Les mesures du gouvernement ne passent pas. A Bruxelles, 66.000 manifestants ont répété que «la coupe est pleine» et réclamé –enfin- une véritable concertation. 
Qui disait que les travailleurs sont résignés? Que les allocataires sociaux préfèrent désormais se taire? Que les actions sont dépassées? La manifestation du 24 mai a réuni 66.000 participants, plus que les syndicats n’en avaient mobilisé! Travailleurs, allocataires sociaux, jeunes en grand nombre, femmes, aînés sont venus par dizaines de milliers crier que les dégâts causés par l’action du gouvernement sont insupportables pour la grande majorité de la population. Ils l’ont dit avec force et détermination, certains avec humour - «Mamy, c’est quoi un CDI?» interrogeait un calicot- et tous avec indignation et colère. Aux affiliés et militants des trois syndicats, se sont joints des militants du Réseau wallon de lutte contre la pauvreté, des membres de diverses associations de jeunes. Les organisations du Mouvement ouvrier chrétien étaient présentes à l’appel de leur président, Christian Kunsch.
La loi Peeters qui, sans la moindre concertation, veut faire passer le temps de travail de 38 à 40 heures a été la goutte d’eau qui a fait déborder le vase.

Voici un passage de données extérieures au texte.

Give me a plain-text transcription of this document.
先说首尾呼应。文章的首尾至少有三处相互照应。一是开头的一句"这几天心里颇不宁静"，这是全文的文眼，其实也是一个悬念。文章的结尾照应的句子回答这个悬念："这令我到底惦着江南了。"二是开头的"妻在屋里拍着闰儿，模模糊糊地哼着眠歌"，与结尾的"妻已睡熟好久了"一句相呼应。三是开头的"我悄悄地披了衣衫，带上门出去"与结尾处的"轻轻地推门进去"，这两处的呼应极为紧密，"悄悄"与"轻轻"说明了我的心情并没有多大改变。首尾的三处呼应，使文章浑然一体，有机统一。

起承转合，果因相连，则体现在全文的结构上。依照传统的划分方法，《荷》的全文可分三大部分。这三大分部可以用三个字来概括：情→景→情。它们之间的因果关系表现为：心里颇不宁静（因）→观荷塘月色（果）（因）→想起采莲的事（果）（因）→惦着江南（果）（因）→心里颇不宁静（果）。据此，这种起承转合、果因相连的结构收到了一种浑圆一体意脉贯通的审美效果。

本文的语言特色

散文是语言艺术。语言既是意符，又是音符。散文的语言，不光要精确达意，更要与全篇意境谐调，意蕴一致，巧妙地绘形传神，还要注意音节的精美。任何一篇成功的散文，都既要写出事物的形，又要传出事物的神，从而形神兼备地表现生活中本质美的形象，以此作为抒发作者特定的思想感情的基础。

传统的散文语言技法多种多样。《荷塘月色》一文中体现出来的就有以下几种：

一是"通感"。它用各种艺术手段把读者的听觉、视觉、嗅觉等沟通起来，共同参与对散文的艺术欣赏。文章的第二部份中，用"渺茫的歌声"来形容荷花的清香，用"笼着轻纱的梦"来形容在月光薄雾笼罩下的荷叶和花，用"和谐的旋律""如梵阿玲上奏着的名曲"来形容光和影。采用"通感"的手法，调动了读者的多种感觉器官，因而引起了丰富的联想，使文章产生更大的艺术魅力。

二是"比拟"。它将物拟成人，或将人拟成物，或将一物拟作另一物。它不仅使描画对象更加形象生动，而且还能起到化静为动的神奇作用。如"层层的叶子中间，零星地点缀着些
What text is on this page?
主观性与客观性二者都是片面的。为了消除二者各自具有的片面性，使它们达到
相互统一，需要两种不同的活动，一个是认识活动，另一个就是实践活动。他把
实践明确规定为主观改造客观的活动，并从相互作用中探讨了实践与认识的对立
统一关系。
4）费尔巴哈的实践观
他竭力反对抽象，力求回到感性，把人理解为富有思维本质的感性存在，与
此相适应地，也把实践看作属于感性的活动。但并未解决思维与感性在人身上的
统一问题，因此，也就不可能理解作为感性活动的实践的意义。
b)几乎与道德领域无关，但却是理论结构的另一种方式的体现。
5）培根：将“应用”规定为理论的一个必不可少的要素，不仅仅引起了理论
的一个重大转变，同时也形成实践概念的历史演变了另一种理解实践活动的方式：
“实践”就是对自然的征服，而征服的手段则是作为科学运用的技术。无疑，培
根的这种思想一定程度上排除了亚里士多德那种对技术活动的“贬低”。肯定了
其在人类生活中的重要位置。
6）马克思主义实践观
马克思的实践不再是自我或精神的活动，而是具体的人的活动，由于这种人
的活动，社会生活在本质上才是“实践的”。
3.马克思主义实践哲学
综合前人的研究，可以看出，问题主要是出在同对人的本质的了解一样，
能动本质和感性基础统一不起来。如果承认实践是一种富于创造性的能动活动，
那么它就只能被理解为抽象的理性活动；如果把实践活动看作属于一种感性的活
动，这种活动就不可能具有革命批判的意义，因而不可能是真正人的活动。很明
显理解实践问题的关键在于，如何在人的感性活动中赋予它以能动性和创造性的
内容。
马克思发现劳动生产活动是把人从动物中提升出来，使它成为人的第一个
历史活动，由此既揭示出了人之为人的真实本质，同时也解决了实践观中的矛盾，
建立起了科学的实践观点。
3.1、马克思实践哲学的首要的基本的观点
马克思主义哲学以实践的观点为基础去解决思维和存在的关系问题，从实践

De même que la proposition d’augmenter le nombre d’heures autorisées pour les jobs étudiants. «La coupe est pleine» proclamait la grande banderole en tête du cortège. La population en a assez de la précarité, de la flexibilité, de revenus rabotés, de carrières allongées pour les aînés alors que les jeunes piétinent à la porte du marché du travail… «Les travailleurs ont tous les mêmes revendications, qu’ils soient dans le secteur marchand, le non marchand ou le public. Les mesures s’ajoutent aux mesures: les pensions, le saut d’index et maintenant la réforme du travail, explique Marie-Hélène Ska, secrétaire générale de la CSC. La réforme Peeters non seulement ne crée pas d’emplois, mais elle rend plus difficile la conciliation entre vie professionnelle et vie privée. C’est une vraie provocation.»  
Cette manifestation était la première étape d’un plan d’actions pour l’été et la rentrée. «Nous voulons une politique qui ait du sens et des perspectives pour la population. Or ce n’est pas le cas aujourd’hui. Cette manifestation est un coup de semonce avant les vacance. Nous envoyons un message au gouvernement et lui disons d’arrêter de provoquer le monde du travail» a précisé Marie-Hélène Ska, qui a également souligné que «l’opposition doit faire entendre sa voix, ses alternatives, au-delà de différences partisanes et bien avant 2019 ».